Coupeville Garden Club plant sale showcases year-round greenhouse effort
Geraniums and tomatoes are expected to go fast at Coupeville Garden Club’s plant sale, the end result of a greenhouse effort that starts months before spring.

Geraniums and tomatoes are expected to be the first plants to disappear when the Coupeville Garden Club opens its annual sale at the Coupeville High School gym on May 2, with flowers, vegetables, herbs and concrete art filling the room from 9 a.m. to 3 p.m. The club’s most popular tables have become a familiar spring stop in Coupeville, where the sale has grown from about 3,500 plants in 2021 to nearly 6,000 in 2025.
What shoppers see for one day reflects work that has stretched through the winter and into spring. Club members spend months growing plants from seeds and cuttings, watering, weeding, controlling pests and timing blooms so everything is ready on schedule. The greenhouse behind that effort, Terry Welch’s Instructional Greenhouse, or T.W.I.G., was bought and set up in 2002 after a campaign led by science teacher Terry Welch and club member Roberta Piercy. It now serves both the garden club and Coupeville School District science classes, giving students a place to start vegetable seeds for raised beds that supply produce for Help House.

That public benefit is part of the club’s long identity in town. Founded on April 13, 1961, with 28 people present at the first meeting, the Coupeville Garden Club began with plantings at the West Coast Telephone Building on North Main and Coveland streets. It started maintaining Triangle Park in 1962, later known as Cooks Corner Park, and extended its work to Front Street for erosion control in 1963 and 1964. The club held its first plant sale in 1968 at the Methodist Church and raised $157.01, then moved the sale to the Coupeville Recreation Hall in 1970.
Those early projects turned into the barrels, beds and signs people pass every day. The club has planted 60 flower barrels, landscaped Cooks Corner, the Coupeville Recreation Hall and Captain Thomas Coupe Park, and kept up the welcome signs at the town’s edges. Proceeds from the sale help fund bulbs and other materials for those displays, tying the fundraiser directly to the look of downtown Coupeville and its entryways.

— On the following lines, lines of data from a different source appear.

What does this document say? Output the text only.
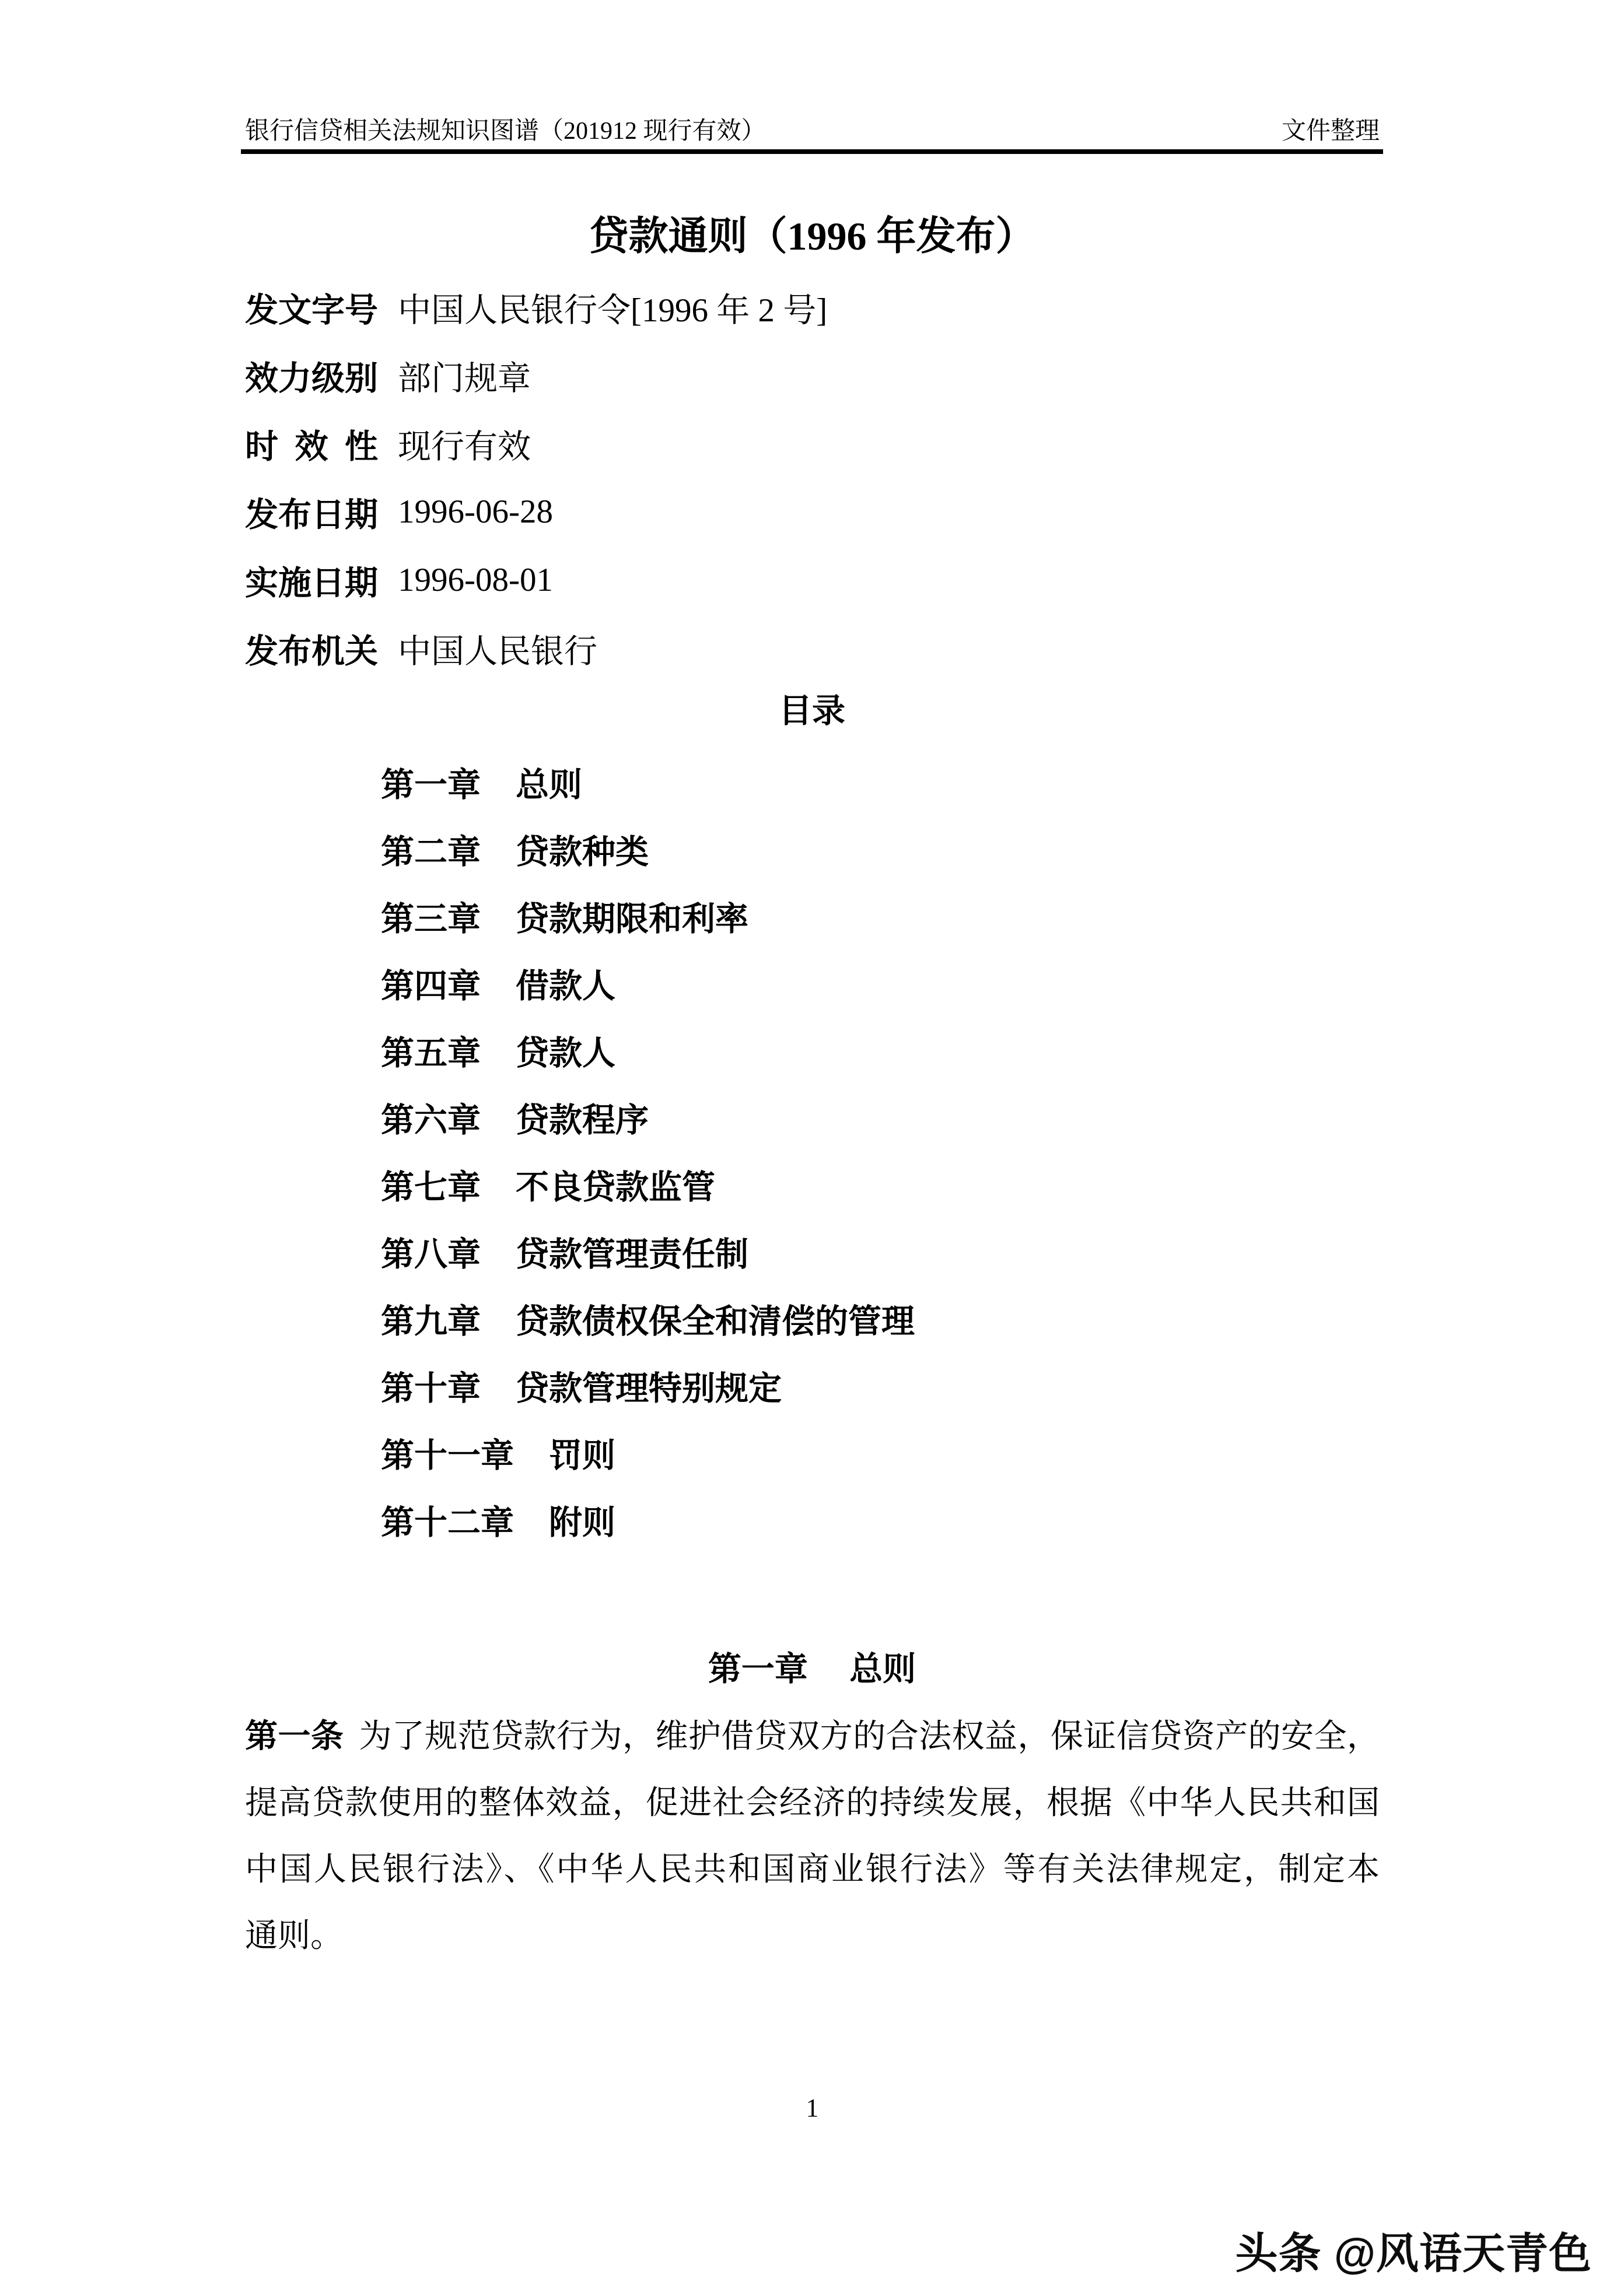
银行信贷相关法规知识图谱（201912 现行有效）	文件整理
贷款通则（1996 年发布）
发文字号 中国人民银行令[1996 年 2 号]
效力级别 部门规章
时 效 性 现行有效
发布日期 1996-06-28
实施日期 1996-08-01
发布机关 中国人民银行
目录
第一章 总则
第二章 贷款种类
第三章 贷款期限和利率
第四章 借款人
第五章 贷款人
第六章 贷款程序
第七章 不良贷款监管
第八章 贷款管理责任制
第九章 贷款债权保全和清偿的管理
第十章 贷款管理特别规定
第十一章 罚则
第十二章 附则
第一章 总则
第一条 为了规范贷款行为，维护借贷双方的合法权益，保证信贷资产的安全，
提高贷款使用的整体效益，促进社会经济的持续发展，根据《中华人民共和国
中国人民银行法》、《中华人民共和国商业银行法》等有关法律规定，制定本
通则。
1
头条 @风语天青色
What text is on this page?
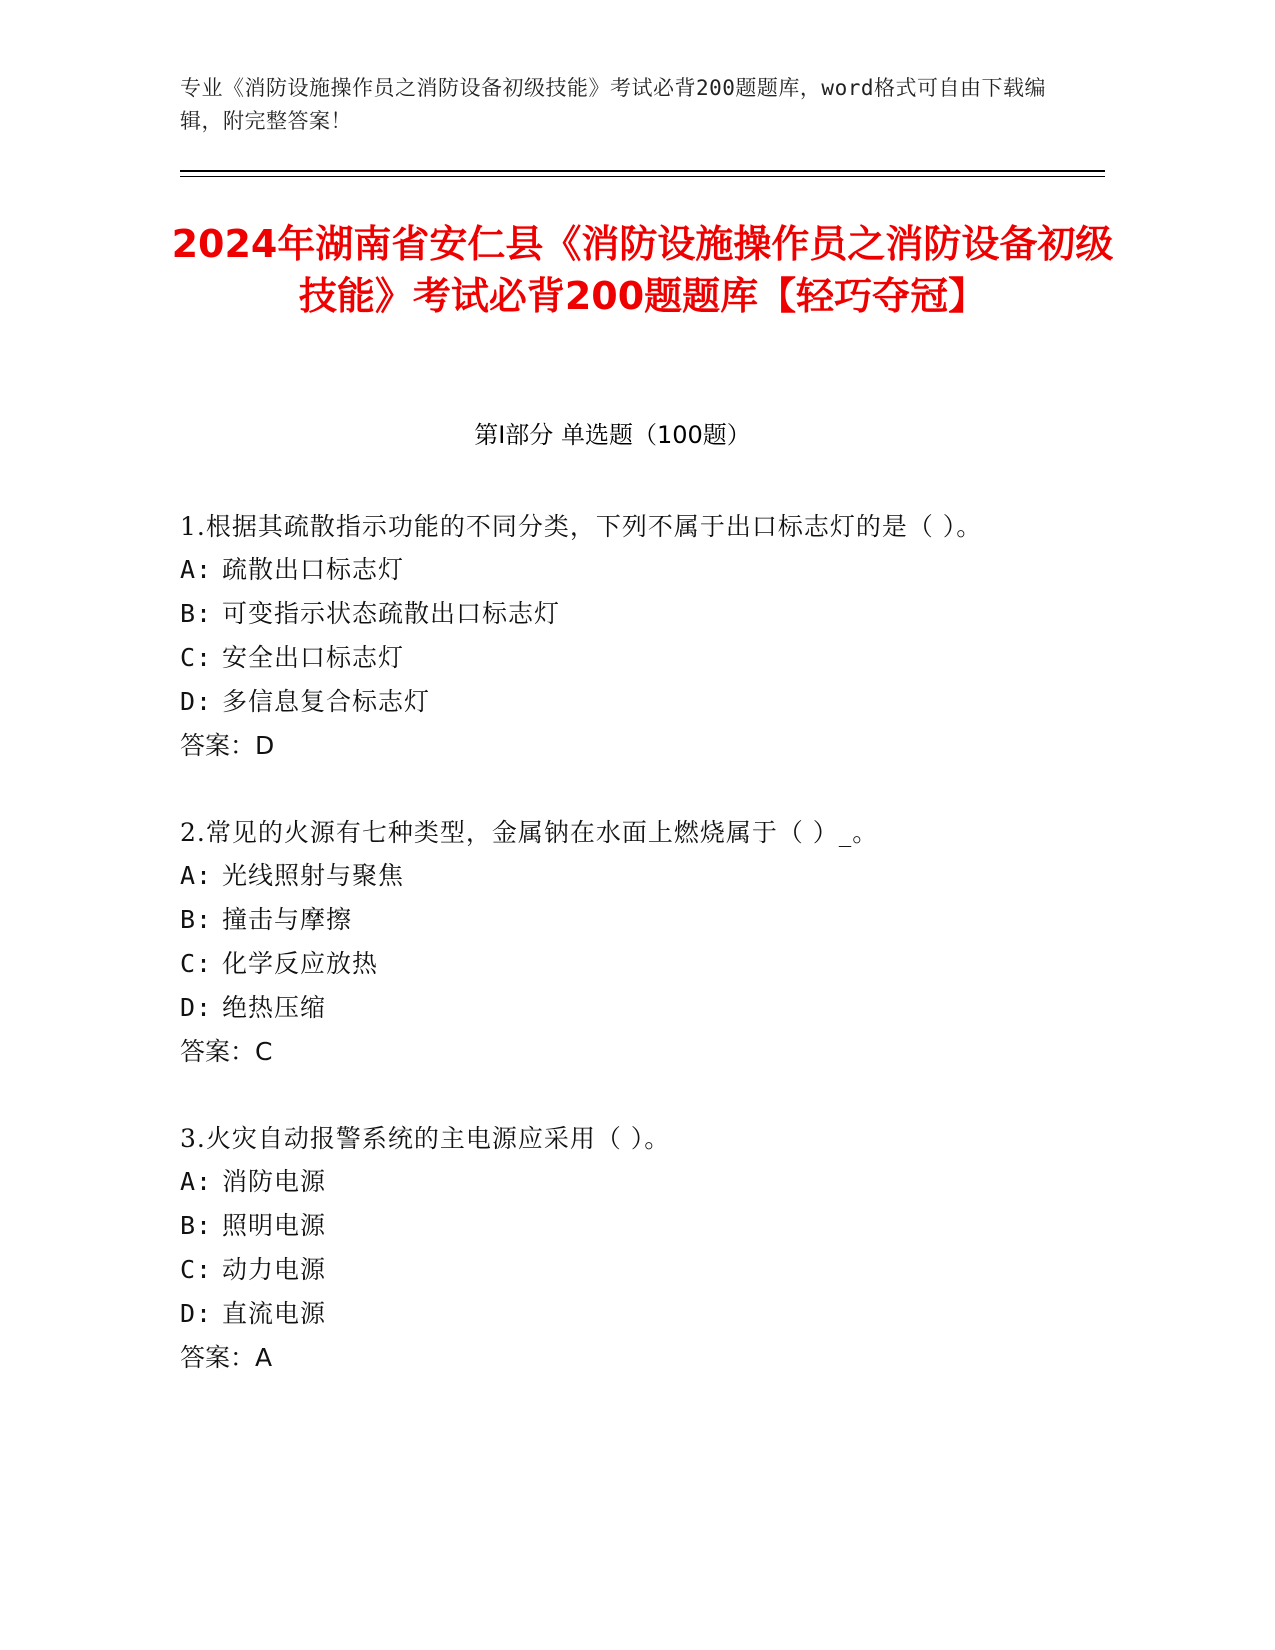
专业《消防设施操作员之消防设备初级技能》考试必背200题题库，word格式可自由下载编辑，附完整答案！
2024年湖南省安仁县《消防设施操作员之消防设备初级技能》考试必背200题题库【轻巧夺冠】
第Ⅰ部分 单选题（100题）
1.根据其疏散指示功能的不同分类，下列不属于出口标志灯的是（ ）。
A: 疏散出口标志灯
B: 可变指示状态疏散出口标志灯
C: 安全出口标志灯
D: 多信息复合标志灯
答案：D
2.常见的火源有七种类型，金属钠在水面上燃烧属于（ ）_。
A: 光线照射与聚焦
B: 撞击与摩擦
C: 化学反应放热
D: 绝热压缩
答案：C
3.火灾自动报警系统的主电源应采用（ ）。
A: 消防电源
B: 照明电源
C: 动力电源
D: 直流电源
答案：A
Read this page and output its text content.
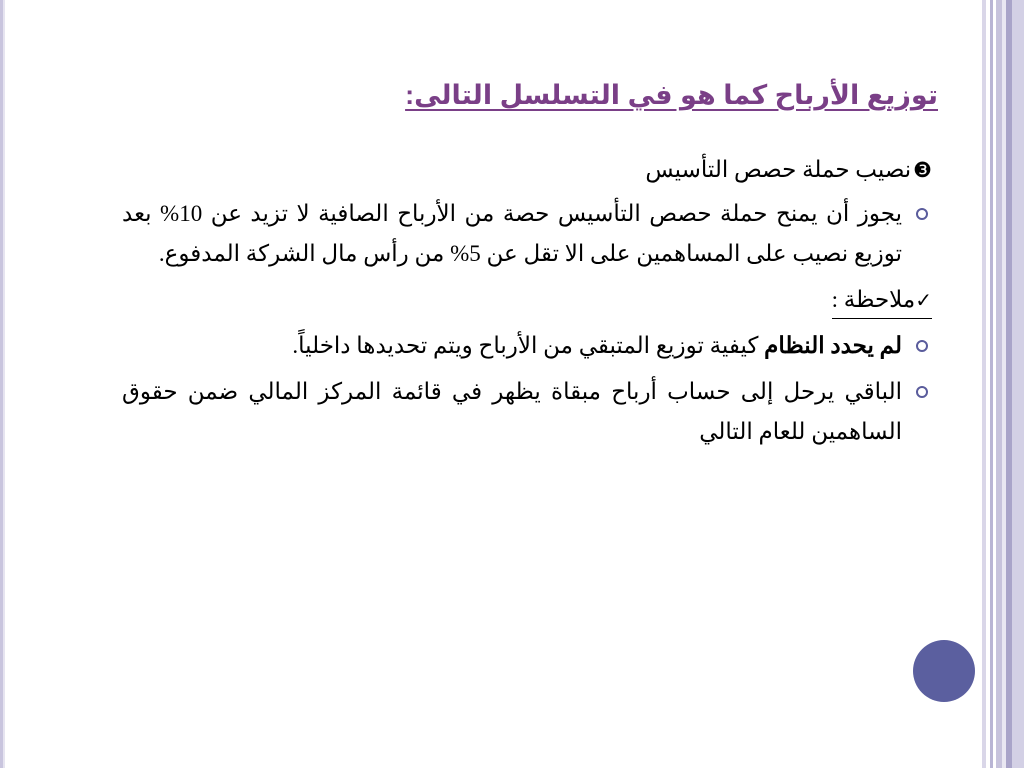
توزيع الأرباح كما هو في التسلسل التالى:
❸نصيب حملة حصص التأسيس
يجوز أن يمنح حملة حصص التأسيس حصة من الأرباح الصافية لا تزيد عن 10% بعد توزيع نصيب على المساهمين على الا تقل عن 5% من رأس مال الشركة المدفوع.
✓ملاحظة :
لم يحدد النظام كيفية توزيع المتبقي من الأرباح ويتم تحديدها داخلياً.
الباقي يرحل إلى حساب أرباح مبقاة يظهر في قائمة المركز المالي ضمن حقوق الساهمين للعام التالي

The club continues to meet the first Thursday of each month at 9:30 a.m. at the Coupeville Recreation Hall, with many work parties on Tuesdays. Annual dues are $25, $40 for couples and free for members over 80. Veterans such as 90-year-old Virginia Brown, who joined in 2002, work alongside newer members, keeping the sale both a retail event and a multigenerational civic ritual that shapes Coupeville’s public face year after year.